Here’s a tip about direct mail campaigns: either make them completely generic and don’t even try to disguise the fact that this is a mass mail run, or, take the time to pick out something distinctive about each addressee.
Don’t fall between the two stalls. It’s irksome and readers are unlikely to make it all the the way through to the end of an irksome email. (Much like this blog, one might argue).
I’ve cut out the choicest snippets below:
Hello Iris:
Really? First-naming me? We’re not doing the professionalism thing anymore? This is a hair’s breadth away from “G’day mate!”. Ugh. Not a great start.
I hope that you had a good time at the XYZ Event –
It was alright but do you really hope that? If I came up to you right this second and told you your life depended on your being able to list all your hopes, all of them, would the quality of little bitty ol’ me’s Saturday night experience make it onto your list? I suspect you’re not that bothered about what kind of time I had. And that’s alright. But why say that you are? Strike 1: inappropriately matey. Strike 2: insincere platitudes. Bleurgh.
Thank you for being interested in Service Y.
Eh? I’ve never even heard of Service Y. Instead of congratulating yourself on how into it I am, why not tell me what it is? Strike….
And (I) hope that you have a great time in <city name>.
Three! Strike three! When am I going to <city name>? What for? Why are you thrusting random travel itineraries upon me and peppering your email with references I don’t even recognize?

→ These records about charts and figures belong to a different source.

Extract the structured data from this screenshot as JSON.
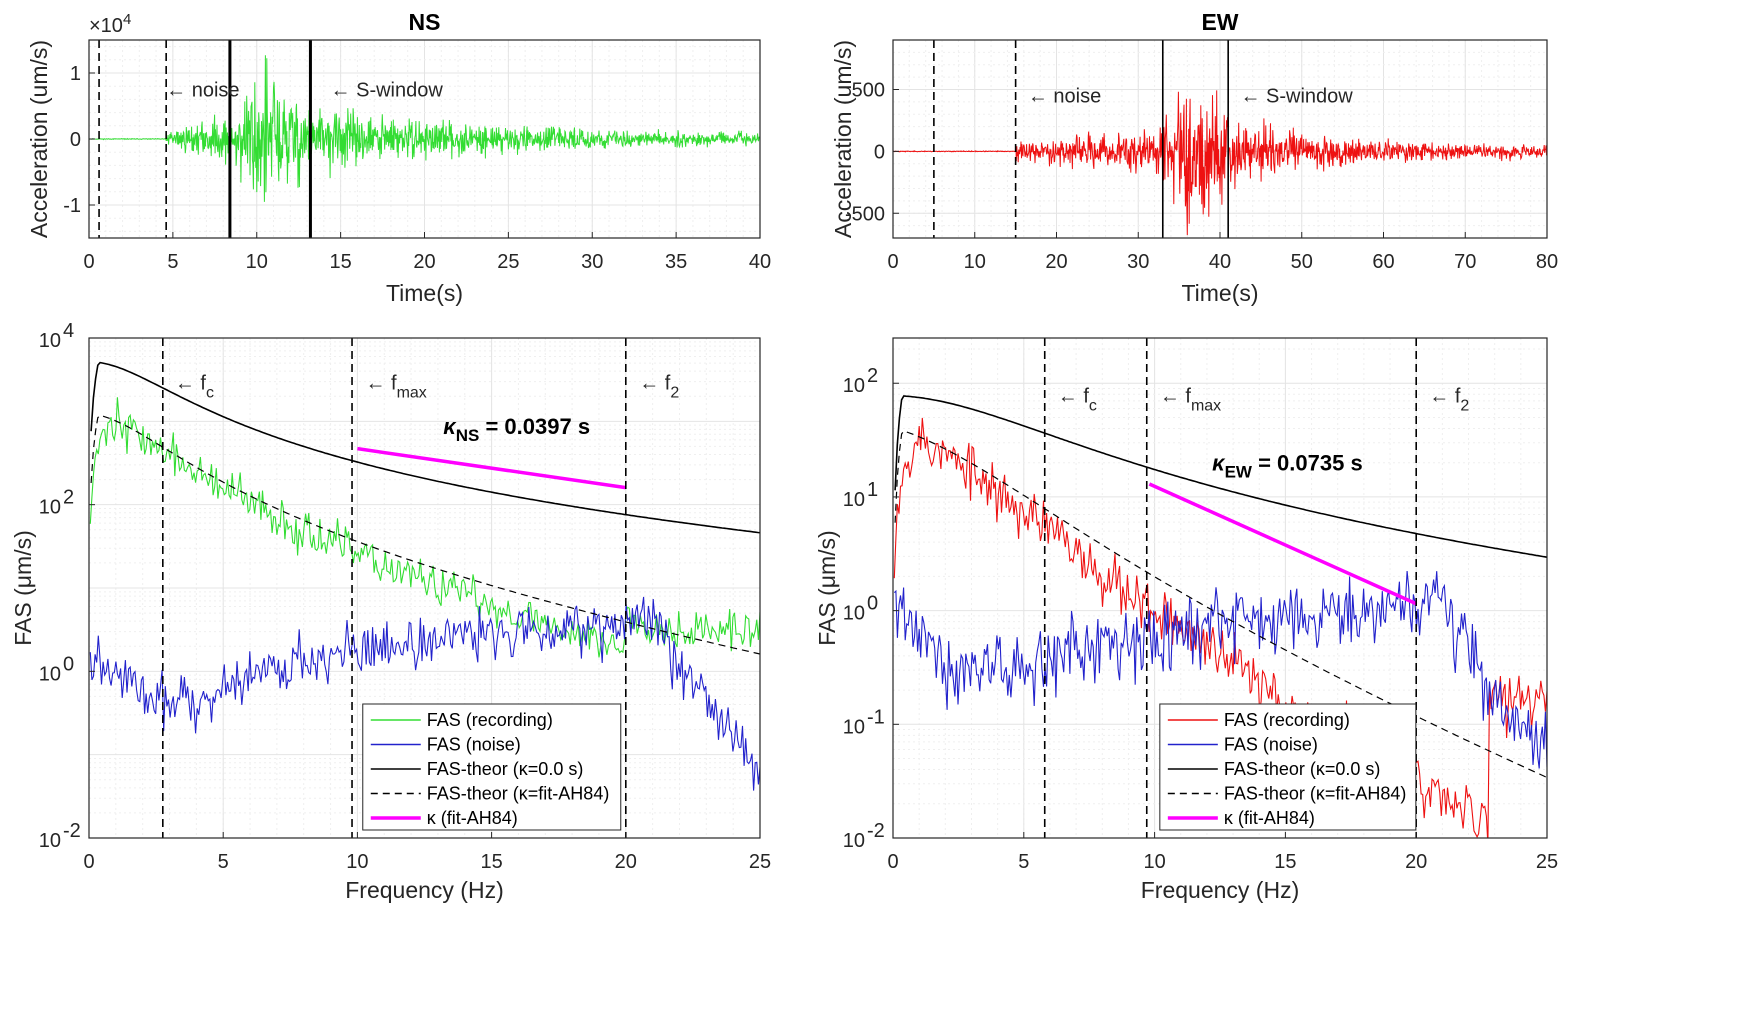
{
  "colors": {
    "ns_recording": "#33dd33",
    "ew_recording": "#ee1111",
    "noise": "#2222cc",
    "theor": "#000000",
    "fit": "#ff00ff"
  },
  "chart_data": [
    {
      "id": "ns_time",
      "type": "line",
      "title": "NS",
      "xlabel": "Time(s)",
      "ylabel": "Acceleration (um/s)",
      "exponent_label": "×10",
      "exponent_power": "4",
      "xlim": [
        0,
        40
      ],
      "ylim": [
        -1.5,
        1.5
      ],
      "xticks": [
        "0",
        "5",
        "10",
        "15",
        "20",
        "25",
        "30",
        "35",
        "40"
      ],
      "yticks": [
        "-1",
        "0",
        "1"
      ],
      "dashed_lines_x": [
        0.6,
        4.6
      ],
      "solid_lines_x": [
        8.4,
        13.2
      ],
      "annotations": [
        {
          "text": "← noise",
          "x": 4.6,
          "y": 0.75
        },
        {
          "text": "← S-window",
          "x": 14.4,
          "y": 0.75
        }
      ],
      "signal": {
        "name": "recording",
        "onset": 4.6,
        "peak_window": [
          8.4,
          13.2
        ],
        "peak_amplitude": 1.4,
        "end": 40
      }
    },
    {
      "id": "ew_time",
      "type": "line",
      "title": "EW",
      "xlabel": "Time(s)",
      "ylabel": "Acceleration (um/s)",
      "xlim": [
        0,
        80
      ],
      "ylim": [
        -700,
        900
      ],
      "xticks": [
        "0",
        "10",
        "20",
        "30",
        "40",
        "50",
        "60",
        "70",
        "80"
      ],
      "yticks": [
        "-500",
        "0",
        "500"
      ],
      "dashed_lines_x": [
        5,
        15
      ],
      "solid_lines_x": [
        33,
        41
      ],
      "annotations": [
        {
          "text": "← noise",
          "x": 16.5,
          "y": 450
        },
        {
          "text": "← S-window",
          "x": 42.5,
          "y": 450
        }
      ],
      "signal": {
        "name": "recording",
        "onset": 15,
        "peak_window": [
          33,
          41
        ],
        "peak_amplitude": 780,
        "end": 80
      }
    },
    {
      "id": "ns_fas",
      "type": "line",
      "xlabel": "Frequency (Hz)",
      "ylabel": "FAS (μm/s)",
      "yscale": "log",
      "xlim": [
        0,
        25
      ],
      "ylim": [
        0.01,
        10000
      ],
      "xticks": [
        "0",
        "5",
        "10",
        "15",
        "20",
        "25"
      ],
      "yticks": [
        {
          "base": "10",
          "exp": "-2"
        },
        {
          "base": "10",
          "exp": "0"
        },
        {
          "base": "10",
          "exp": "2"
        },
        {
          "base": "10",
          "exp": "4"
        }
      ],
      "dashed_lines_x": [
        2.75,
        9.8,
        20
      ],
      "annotations": [
        {
          "text": "← f",
          "sub": "c",
          "x": 3.2,
          "y": 3000
        },
        {
          "text": "← f",
          "sub": "max",
          "x": 10.3,
          "y": 3000
        },
        {
          "text": "← f",
          "sub": "2",
          "x": 20.5,
          "y": 3000
        }
      ],
      "kappa_label": {
        "prefix": "κ",
        "sub": "NS",
        "text": " = 0.0397 s",
        "x": 13.2,
        "y": 700
      },
      "theor_params": {
        "fc": 2.75,
        "omega_theor": 5200,
        "omega_fit": 1250,
        "kappa": 0.0397,
        "kappa0": 0.0
      },
      "fit_line": {
        "x": [
          10,
          20
        ],
        "y": [
          470,
          160
        ]
      },
      "recording_envelope": {
        "name": "FAS (recording)",
        "high_cut": 20,
        "end_value": 5
      },
      "noise_envelope": {
        "name": "FAS (noise)",
        "low": 0.45,
        "high": 4,
        "end_value": 0.02
      },
      "legend": [
        {
          "label": "FAS (recording)",
          "style": "ns_recording"
        },
        {
          "label": "FAS (noise)",
          "style": "noise"
        },
        {
          "label": "FAS-theor (κ=0.0 s)",
          "style": "theor"
        },
        {
          "label": "FAS-theor (κ=fit-AH84)",
          "style": "theor_dashed"
        },
        {
          "label": "κ (fit-AH84)",
          "style": "fit"
        }
      ]
    },
    {
      "id": "ew_fas",
      "type": "line",
      "xlabel": "Frequency (Hz)",
      "ylabel": "FAS (μm/s)",
      "yscale": "log",
      "xlim": [
        0,
        25
      ],
      "ylim": [
        0.01,
        250
      ],
      "xticks": [
        "0",
        "5",
        "10",
        "15",
        "20",
        "25"
      ],
      "yticks": [
        {
          "base": "10",
          "exp": "-2"
        },
        {
          "base": "10",
          "exp": "-1"
        },
        {
          "base": "10",
          "exp": "0"
        },
        {
          "base": "10",
          "exp": "1"
        },
        {
          "base": "10",
          "exp": "2"
        }
      ],
      "dashed_lines_x": [
        5.8,
        9.7,
        20
      ],
      "annotations": [
        {
          "text": "← f",
          "sub": "c",
          "x": 6.3,
          "y": 80
        },
        {
          "text": "← f",
          "sub": "max",
          "x": 10.2,
          "y": 80
        },
        {
          "text": "← f",
          "sub": "2",
          "x": 20.5,
          "y": 80
        }
      ],
      "kappa_label": {
        "prefix": "κ",
        "sub": "EW",
        "text": " = 0.0735 s",
        "x": 12.2,
        "y": 17
      },
      "theor_params": {
        "fc": 5.8,
        "omega_theor": 78,
        "omega_fit": 41,
        "kappa": 0.0735,
        "kappa0": 0.0
      },
      "fit_line": {
        "x": [
          9.8,
          20
        ],
        "y": [
          13,
          1.15
        ]
      },
      "recording_envelope": {
        "name": "FAS (recording)",
        "high_cut": 22.8,
        "end_value": 0.28
      },
      "noise_envelope": {
        "name": "FAS (noise)",
        "low": 0.3,
        "high": 1.2,
        "end_value": 0.05
      },
      "legend": [
        {
          "label": "FAS (recording)",
          "style": "ew_recording"
        },
        {
          "label": "FAS (noise)",
          "style": "noise"
        },
        {
          "label": "FAS-theor (κ=0.0 s)",
          "style": "theor"
        },
        {
          "label": "FAS-theor (κ=fit-AH84)",
          "style": "theor_dashed"
        },
        {
          "label": "κ (fit-AH84)",
          "style": "fit"
        }
      ]
    }
  ]
}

Blah, blah blah. Details, numbers, stats,
Let me know if you have any questions, and have fun with Service Y
and at XYZ Event!
Fabulous. And you let me know if you have any questions about, oh, I don’t know, cold fusion or quantitative easing.
Best,
Yeah?
<writer’s first name, with no surname>
I give up.
email etiquette, email salutations, formal, how not to, inbox, over familiar, unsolicited email

2 Responses for "How to send me scurrying your competitors’ arms"
Sehr geehrte Frau Jumbe,
why do you read those mails at all? Professional interest? If you respond in any way you get them 100fold. It’s sad, but this kind of marketing works in certain circles – I hear it again and again. 100.000 mails are sent out at nearly zero cost, assuming a response of 0.1% you have 100 visitors on your website. If the response is 0.01% you sent out a million. There are email addresses en masse – if you sell a mass product you may succeed in the short run.
What would 100 visitors have cost you via web-advertising? – But what kind of people respond to this kind of marketing and how many potential customers you have annoyed with your insincere talk and spamming: that’s another question with a big ?
Hochachtungsvoll
Detlef Cordes
That’s the thing, Dc. I was really annoyed because it came to an address I only ever give out to clients / business acquaintances. I know where they got it from – a networking thing I attended a few weeks ago.
W?hat bothered me was the sloppy, chummy tone of the email, combined with the fact that I was never asked if it was ok to use my email address to try and sell me stuff.
As it turns out, it is actually a pretty useful service that is being offered but now I know that I will use any service provider *but* this one.